Domaine de Poujol

The very first post of this blog records a visit to Domaine de Poujol back in 2009, so it was high time for an update.    As it happened,  a month or so ago, Domaine de Poujol  proved a convenient detour on the way to the airport to retrieve my husband from London flight.

It was a warm summer's morning and we sat outside the cellar with Kim, being deafened by the noise of the crickets.   Kim and Robert have been in the Languedoc since their first vintage in 1994.   And it was interesting to see how their wines have evolved over the years.  The label design has changed; and they have converted to screwcaps.   Virtually all their wines are IGP Hérault rather than an appellation. 
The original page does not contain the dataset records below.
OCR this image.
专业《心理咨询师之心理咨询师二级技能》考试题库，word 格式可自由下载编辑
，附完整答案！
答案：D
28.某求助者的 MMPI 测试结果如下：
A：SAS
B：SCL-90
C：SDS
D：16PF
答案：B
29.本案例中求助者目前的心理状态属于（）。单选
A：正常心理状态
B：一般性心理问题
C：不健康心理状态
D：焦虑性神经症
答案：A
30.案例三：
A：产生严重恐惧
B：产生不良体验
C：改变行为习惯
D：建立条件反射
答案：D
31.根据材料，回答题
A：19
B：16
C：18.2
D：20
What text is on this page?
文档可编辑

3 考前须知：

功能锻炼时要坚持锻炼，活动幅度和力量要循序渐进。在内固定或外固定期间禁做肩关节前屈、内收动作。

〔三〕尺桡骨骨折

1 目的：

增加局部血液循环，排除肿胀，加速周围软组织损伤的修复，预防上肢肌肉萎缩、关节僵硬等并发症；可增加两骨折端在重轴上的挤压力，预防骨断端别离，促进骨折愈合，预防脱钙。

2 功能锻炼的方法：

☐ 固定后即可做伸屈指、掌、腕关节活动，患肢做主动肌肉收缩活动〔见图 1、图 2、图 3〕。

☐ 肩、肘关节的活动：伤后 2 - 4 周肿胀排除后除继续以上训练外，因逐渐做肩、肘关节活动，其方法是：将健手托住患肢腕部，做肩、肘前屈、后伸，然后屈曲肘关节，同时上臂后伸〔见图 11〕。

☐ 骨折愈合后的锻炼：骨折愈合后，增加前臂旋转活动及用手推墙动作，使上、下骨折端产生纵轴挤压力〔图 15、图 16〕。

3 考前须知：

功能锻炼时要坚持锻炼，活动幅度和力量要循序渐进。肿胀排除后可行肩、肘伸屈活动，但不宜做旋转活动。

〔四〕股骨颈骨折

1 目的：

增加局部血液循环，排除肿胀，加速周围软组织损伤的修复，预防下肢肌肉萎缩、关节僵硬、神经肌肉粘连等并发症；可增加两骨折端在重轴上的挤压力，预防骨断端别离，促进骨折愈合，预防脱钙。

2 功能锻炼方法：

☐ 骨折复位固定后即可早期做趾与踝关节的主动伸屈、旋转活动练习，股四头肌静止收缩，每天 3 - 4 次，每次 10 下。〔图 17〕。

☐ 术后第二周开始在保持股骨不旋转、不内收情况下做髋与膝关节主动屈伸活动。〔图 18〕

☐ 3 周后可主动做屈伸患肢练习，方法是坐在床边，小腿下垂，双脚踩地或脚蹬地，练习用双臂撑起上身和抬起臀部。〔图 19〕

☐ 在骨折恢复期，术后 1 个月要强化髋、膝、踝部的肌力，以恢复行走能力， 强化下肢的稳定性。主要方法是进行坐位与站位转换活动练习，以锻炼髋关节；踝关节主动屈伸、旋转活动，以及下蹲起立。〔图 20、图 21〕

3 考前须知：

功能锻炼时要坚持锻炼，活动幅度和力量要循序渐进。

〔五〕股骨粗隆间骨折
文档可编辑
2014 Pico, IGP Hérault– 7.00€
A blend of Vermentino, Roussanne and Carignan blanc.  Vinified in tank.  Vermentino works well for them, ripening late.    Fresh herbal notes with good acidity.  A little weight and lightly rounded.   Carignan blanc is not allowed within the appellation and the Vermentino is grown in a vineyard that is too close to the river, hence vin de pays rather than an appellation.   

2014 Rosé, Pays de l’Hérault.  – 7.00€
This accounts for 60% of their production.  A blend of Carignan, Cinsaut and Grenache, but no Mourvèdre in 2014, as it ripened too late.   They had serious weather issues in 2014, with three separate floods.   1000 mms of rain fell in about two weeks, and on 6th October the flow of water was strong enough to pull up vines, so that they lost some Grenache and Mourvèdre.  2002 was another year of floods when they lost their entire Syrah crop. 

The grapes are all pressed, following the practice of Provence, making for a pretty pale orange pink.  Delicate dry raspberry fruit on nose and palate.  Quite crisp and fresh with a touch of raspberry, with a spicy note.  Very appealing.

2013 Pays de l’Hérault blanc, Carignan blanc – 15.00€
From old vines planted in 1961.  Fermented and aged in an acacia barrel.  Light golden.  Quite rounded and fresh with lightly peachy herbal notes and good acidity.  Very intriguing.  Some minerality and stony fruit, but more weight and more fleshy than Pico.  They make just one demi-muid, and use only minimal use of sulphur.

2013 Vin de France, Cinsaut  - 10.00€
Light young red colour.  A bit of cherry fruit.  The Languedoc’s answer to good Beaujolais, making perfect summer drinking if lightly chilled.  Lovely red fruit.  40 year old vines producing 20 hl/ha.   a natural wine.  Kim observed that it is easier to make a natural wine if you ferment in wood, as you retain the carbon dioxide. 

2013 Cinq Ceps, AC Languedoc.   – 7.00€
60% Syrah, 20 % Carignan, 10% Cinsault and 8% Grenache noir and just 2% Mourvèdre.  Quite rounded and ripe cherry fruit with a tannic streak.  Medium weight and youthful

2013 Podio Alto, AC Languedoc – 15.00€
A blend of low yielding Syrah, Grenache and Mourvèdre, from higher vineyards, aged in barrels, demi-muids,  for 12 months.  Deep colour.  Firm red fruit with a touch of oak. Quite ripe with vanilla an cherry and some tannin.  A rich mouthful, but not heavy and it certain does not taste like 14.5˚

Domaine de Poujol lies in something of a crossroads of appellations.  When Kim and Robert bought the estate, they understood that the commune of St. Gély would be included within the Pic St Loup, but no.  Then it was suggested that they could be Grès de Montpellier, but that idea has been dropped.  And in any case the mayor of Montpellier is now getting involved with Grès de Montpellier, suggesting that everyone should use a special bottle, with a logo, and that would necessitate changing the bottle line, and who wants to do that? 

2010 la Bête Noire, Vin de France– 15.00€
90% Cabernet Sauvignon with some Carignan.  Picked at the same time and fermented together.  They have always had a small plot, not even one hectare,  of Cabernet Sauvignon on the estate. Deep colour.  Rounded cassis, ripe fruit with some tannin. Rounded and ripe.  Very harmonious, but not at all Languedoc.  Somehow it tasted of the New World, although the Carignan did add a fresher note.

And then Robert returned hot from the vineyards, saying:  But  you must try our Carignan juice before you leave.   They prevent if from fermenting at all so that it has 186 gms of sugar, with ripe fruit and fresh acidity.  Turn it into a sorbet, suggested Robert, but do add some alcohol. So I did.  My husband thought it tasted of cough medicine – maybe pastis had not been the best choice, but it was all I had to hand - but other friends were more polite!